Parallel rays of light entering a simple lens are brought together by refraction to a single point, the principal focus or focal point , where a clear image will be formed of an object ( Fig. 3.6b ). The distance between the optical center of the lens and the principal focus is the focal length . A lens has an additional pair of points, one either side of the lens, called conjugate foci , and an object placed at one will form a clear image on a screen placed at the other. The conjugate foci vary in position – as the object is moved nearer the lens the image will be formed further away, at a greater magnification, and inverted. This is the real image and is formed by the objective lens of the microscope ( Fig. 3.7 ).

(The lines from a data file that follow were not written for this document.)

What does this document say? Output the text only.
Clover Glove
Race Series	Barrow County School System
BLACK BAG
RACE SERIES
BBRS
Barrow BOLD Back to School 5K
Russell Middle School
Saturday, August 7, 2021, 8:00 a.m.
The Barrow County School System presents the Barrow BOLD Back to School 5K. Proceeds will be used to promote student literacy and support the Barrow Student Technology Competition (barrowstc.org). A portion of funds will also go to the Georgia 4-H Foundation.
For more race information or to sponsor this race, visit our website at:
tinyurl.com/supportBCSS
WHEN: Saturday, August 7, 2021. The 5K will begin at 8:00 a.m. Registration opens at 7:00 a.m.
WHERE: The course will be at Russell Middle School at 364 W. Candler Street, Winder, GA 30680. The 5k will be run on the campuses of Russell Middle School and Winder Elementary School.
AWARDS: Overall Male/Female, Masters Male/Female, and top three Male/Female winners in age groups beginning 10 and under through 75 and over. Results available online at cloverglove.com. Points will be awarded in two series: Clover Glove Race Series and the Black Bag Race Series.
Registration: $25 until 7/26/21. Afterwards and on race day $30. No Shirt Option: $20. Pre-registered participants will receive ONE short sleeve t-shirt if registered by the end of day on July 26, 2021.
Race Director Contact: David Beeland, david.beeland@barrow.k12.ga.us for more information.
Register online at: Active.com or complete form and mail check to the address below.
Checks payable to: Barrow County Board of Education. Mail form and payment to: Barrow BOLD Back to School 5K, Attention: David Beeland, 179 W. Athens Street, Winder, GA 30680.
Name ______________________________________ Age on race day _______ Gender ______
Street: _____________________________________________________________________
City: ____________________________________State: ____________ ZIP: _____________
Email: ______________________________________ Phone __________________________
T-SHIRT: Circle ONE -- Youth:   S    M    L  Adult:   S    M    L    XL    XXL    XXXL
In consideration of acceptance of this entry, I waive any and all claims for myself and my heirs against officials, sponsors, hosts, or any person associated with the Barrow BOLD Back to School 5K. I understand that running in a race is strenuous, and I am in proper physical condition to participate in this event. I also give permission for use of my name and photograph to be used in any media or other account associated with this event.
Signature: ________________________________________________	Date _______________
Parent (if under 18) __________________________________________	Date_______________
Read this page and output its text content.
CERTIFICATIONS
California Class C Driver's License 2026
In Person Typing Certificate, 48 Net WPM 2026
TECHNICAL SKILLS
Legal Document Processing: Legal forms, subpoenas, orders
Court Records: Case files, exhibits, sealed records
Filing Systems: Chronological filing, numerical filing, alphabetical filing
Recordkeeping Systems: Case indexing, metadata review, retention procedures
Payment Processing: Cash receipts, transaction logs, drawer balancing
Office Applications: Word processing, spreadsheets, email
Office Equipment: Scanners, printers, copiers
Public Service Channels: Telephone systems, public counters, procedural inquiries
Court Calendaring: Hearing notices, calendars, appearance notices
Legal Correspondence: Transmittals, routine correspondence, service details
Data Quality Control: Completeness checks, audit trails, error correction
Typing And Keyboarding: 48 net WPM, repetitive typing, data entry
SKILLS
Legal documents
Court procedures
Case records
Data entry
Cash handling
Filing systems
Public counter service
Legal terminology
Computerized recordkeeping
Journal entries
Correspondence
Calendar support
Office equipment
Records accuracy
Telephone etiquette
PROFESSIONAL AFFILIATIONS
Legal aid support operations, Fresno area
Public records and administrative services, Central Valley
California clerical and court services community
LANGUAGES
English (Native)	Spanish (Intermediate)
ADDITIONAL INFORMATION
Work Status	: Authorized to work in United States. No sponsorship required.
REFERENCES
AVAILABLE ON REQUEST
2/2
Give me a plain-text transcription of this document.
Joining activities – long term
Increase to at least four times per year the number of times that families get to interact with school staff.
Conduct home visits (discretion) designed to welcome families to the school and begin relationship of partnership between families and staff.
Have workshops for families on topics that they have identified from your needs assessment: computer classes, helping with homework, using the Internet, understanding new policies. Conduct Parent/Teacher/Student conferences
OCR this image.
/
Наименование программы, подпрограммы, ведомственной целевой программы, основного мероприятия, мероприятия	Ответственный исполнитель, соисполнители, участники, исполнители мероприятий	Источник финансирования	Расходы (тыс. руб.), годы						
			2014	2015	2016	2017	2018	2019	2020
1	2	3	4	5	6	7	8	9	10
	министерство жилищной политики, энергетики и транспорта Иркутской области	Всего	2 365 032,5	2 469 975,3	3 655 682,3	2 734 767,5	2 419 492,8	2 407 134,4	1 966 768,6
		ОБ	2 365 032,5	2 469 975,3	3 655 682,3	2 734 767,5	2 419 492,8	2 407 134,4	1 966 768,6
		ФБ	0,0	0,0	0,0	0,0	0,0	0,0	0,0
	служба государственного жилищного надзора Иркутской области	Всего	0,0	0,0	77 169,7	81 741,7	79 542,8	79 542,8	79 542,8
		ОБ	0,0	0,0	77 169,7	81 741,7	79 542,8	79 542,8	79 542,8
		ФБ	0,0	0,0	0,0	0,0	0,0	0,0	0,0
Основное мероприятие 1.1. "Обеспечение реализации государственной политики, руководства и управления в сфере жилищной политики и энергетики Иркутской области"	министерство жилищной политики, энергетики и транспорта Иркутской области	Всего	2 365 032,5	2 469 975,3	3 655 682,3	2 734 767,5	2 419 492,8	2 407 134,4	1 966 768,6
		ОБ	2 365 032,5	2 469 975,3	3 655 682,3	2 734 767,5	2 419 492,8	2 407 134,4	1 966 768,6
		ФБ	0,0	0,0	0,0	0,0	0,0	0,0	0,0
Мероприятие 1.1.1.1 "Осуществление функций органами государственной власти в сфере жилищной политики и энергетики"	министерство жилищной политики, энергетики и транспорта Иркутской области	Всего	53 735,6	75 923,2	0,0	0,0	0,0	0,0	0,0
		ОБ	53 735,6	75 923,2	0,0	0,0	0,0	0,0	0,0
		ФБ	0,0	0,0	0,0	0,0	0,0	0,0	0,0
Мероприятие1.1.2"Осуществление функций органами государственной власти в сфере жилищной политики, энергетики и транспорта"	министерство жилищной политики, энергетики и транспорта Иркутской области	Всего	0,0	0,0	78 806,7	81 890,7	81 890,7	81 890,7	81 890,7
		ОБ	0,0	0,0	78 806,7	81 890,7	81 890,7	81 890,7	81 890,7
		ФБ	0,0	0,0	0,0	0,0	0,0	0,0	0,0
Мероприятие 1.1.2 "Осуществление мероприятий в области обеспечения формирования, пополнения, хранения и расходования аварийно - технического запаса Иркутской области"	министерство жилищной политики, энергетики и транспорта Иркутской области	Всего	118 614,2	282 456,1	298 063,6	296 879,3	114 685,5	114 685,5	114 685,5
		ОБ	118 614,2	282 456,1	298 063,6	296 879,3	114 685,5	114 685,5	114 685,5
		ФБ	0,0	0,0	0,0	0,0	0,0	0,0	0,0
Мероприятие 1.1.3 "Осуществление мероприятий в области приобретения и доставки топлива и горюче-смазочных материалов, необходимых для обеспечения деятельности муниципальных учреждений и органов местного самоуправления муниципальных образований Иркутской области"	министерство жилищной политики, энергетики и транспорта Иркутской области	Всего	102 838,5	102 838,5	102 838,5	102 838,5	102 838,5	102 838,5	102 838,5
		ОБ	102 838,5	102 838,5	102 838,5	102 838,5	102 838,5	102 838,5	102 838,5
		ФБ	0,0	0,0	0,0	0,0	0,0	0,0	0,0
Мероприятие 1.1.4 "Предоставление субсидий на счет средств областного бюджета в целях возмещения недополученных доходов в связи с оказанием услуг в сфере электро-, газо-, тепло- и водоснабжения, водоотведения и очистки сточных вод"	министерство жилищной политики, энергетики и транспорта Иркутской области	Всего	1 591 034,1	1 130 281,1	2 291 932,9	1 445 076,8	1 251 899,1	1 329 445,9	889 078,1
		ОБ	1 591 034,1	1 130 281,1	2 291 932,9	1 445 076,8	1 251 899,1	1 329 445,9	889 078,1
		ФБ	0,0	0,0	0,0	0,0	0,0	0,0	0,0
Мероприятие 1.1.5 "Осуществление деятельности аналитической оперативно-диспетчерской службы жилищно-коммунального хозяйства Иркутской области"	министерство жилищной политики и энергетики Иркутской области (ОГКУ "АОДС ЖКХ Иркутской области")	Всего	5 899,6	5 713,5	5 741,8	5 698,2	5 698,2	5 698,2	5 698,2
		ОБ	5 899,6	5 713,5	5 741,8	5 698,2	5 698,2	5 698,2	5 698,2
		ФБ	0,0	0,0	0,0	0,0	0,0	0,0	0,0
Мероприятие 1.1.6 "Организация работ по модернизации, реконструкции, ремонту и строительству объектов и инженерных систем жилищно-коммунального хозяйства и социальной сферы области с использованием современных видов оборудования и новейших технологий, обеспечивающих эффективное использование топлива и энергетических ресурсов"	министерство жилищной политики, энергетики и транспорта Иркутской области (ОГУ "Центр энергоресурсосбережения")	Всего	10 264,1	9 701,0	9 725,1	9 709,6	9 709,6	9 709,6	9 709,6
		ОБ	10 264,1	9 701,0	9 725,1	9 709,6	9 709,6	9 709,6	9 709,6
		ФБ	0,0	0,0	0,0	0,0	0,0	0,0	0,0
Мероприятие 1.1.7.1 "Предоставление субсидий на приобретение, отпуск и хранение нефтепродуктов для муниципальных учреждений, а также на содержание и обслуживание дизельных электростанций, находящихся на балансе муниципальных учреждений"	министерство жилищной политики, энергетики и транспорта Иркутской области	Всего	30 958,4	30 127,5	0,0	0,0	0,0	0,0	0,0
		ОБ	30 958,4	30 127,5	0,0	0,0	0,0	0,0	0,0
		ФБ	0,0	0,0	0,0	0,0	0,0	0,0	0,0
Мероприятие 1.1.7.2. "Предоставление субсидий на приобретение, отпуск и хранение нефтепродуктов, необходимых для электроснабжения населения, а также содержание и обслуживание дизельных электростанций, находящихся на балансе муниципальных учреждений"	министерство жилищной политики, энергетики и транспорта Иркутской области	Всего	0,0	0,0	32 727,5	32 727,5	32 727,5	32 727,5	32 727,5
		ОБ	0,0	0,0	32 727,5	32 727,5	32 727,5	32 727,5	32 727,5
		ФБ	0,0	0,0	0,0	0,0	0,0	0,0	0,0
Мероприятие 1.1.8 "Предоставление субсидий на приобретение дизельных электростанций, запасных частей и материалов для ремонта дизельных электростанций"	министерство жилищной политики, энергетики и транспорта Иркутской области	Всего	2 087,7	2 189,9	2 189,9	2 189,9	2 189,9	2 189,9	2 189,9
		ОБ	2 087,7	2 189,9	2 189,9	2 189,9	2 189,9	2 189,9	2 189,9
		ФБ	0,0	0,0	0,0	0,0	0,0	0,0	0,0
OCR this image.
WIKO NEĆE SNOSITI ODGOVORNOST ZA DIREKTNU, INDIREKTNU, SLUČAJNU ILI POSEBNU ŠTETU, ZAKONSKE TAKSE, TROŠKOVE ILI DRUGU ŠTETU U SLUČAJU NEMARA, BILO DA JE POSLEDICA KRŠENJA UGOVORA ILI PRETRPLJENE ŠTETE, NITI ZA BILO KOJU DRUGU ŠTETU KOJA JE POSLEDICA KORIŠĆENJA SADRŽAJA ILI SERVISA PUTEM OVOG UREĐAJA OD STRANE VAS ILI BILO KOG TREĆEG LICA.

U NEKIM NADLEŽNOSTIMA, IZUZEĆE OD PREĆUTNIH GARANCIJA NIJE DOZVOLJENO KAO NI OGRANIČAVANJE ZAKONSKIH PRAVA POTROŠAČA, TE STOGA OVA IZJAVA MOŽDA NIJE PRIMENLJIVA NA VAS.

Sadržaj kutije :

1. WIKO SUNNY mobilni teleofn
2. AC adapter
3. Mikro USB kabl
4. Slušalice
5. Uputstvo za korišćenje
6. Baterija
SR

If the object is placed nearer the lens, within the principal focus, the image is formed on the same side as the object and is enlarged, the correct way up, and cannot be projected onto a screen. This is the virtual image ( Fig. 3.8 ) and is formed by the eyepiece of the microscope from the real image projected by the objective. This appears to be at a distance of approximately 250mm from the eye, near the object stage level . This may be illustrated as in Fig. 3.2 with the formation of both images in the upright compound microscope.
White light is composed of all the visible spectral colors and on passing through a simple lens, each wavelength is refracted differently – blue is brought to a shorter focus than red. This lens defect is chromatic aberration ( Fig. 3.9a ) and results in an unsharp image with colored fringes. It is possible to construct compound lenses of different glass elements to correct this fault. An achromat corrected for blue and red produces a secondary spectrum of yellow and green; this in turn can be corrected by adding more lens components, the more expensive apochromat .
Microscope objectives of both achromatic and apochromatic types are usually overcorrected for longitudinal chromatic aberration and must be combined with matched compensating eyepieces to form a good quality image. This restriction on changing lens combinations is overcome by using chromatic, aberration free (CF) optics which correct for both longitudinal and lateral chromatic aberrations, and remove all color fringes. This is useful for fluorescence and interference microscopes.
Other distortions in the image may be due to coma, astigmatism, curvature of field and spherical aberration; they are due to the lens shape and quality. Spherical aberration is caused when light rays entering a curved lens at its periphery are refracted more than those rays entering the center of the lens and are not brought to a common focus ( Fig. 3.9b ). These faults are corrected by making lenses of different glass components, e.g. fluorite, and of differing shapes.
A progression of light sources has been used from sunlight, oil lamps, low-voltage electric lamps and now LEDs. The latter operate via a transformer and can be adjusted to the intensity required.